# Acrylic stain over oil based stain



## ric knows paint (Oct 26, 2011)

DaveandDee said:


> My house has olympic oil based stain and I want to restain with behr acrylic based stain as recommended by consumer reports. will this work?


Well? ...You already know what a leading consumer reporting mag says, so what does Behr say?


----------



## user1007 (Sep 23, 2009)

Please read the BEHR comments from actual consumers on the Consumer Reports site. Most fall into the "What were you thinking...?" category.
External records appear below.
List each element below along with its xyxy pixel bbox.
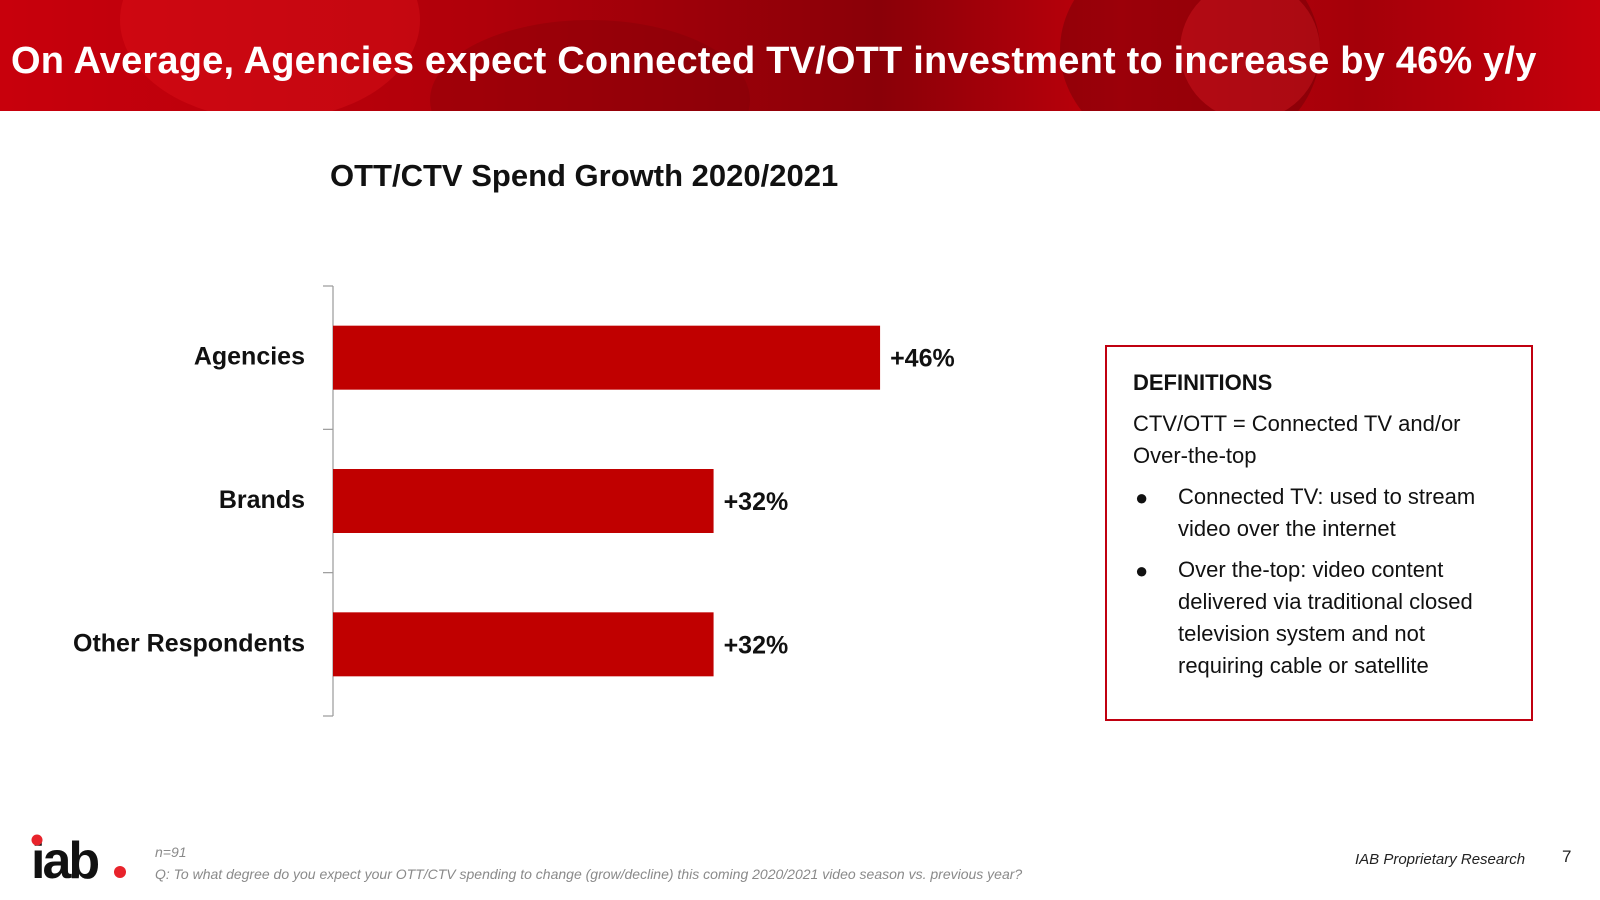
- bullet-icon: ●: [1135, 558, 1149, 583]
- iab-logo: iab: [31, 832, 126, 888]
- bar-other-respondents: [333, 612, 714, 677]
- definition-bullet-text: Connected TV: used to stream video over …: [1178, 484, 1476, 541]
- survey-question: Q: To what degree do you expect your OTT…: [155, 866, 1023, 882]
- definitions-title: DEFINITIONS: [1133, 370, 1273, 395]
- page-number: 7: [1562, 847, 1572, 866]
- category-label: Other Respondents: [73, 629, 305, 657]
- bar-agencies: [333, 325, 881, 390]
- definition-bullet: ● Over the-top: video content delivered …: [1133, 554, 1507, 682]
- data-label: +32%: [724, 631, 789, 659]
- category-label: Agencies: [194, 343, 305, 371]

You could put something like Sherwin Williams solid color stain over dried semi-transparent stain. You can get it tinted to any color in the SW collection.


----------



## chrisn (Dec 23, 2007)

DaveandDee said:


> My house has olympic oil based stain and I want to restain with behr acrylic based stain as recommended by consumer reports. will this work?


 
:laughing::laughing::laughing::laughing::laughing:


----------



## Mr. Paint (Nov 10, 2011)

As oil-base stains age the solvents and vehicles disappear leaving a trail of dried pigment behind. Test an area by wire-brushing or pressure washing to see how much of the old pigment comes off. If you have what you consider a stainable surface, try a quality semi-solid or solid stain like Cabot's. Also, remember that most all stain jobs eventually get painted.


----------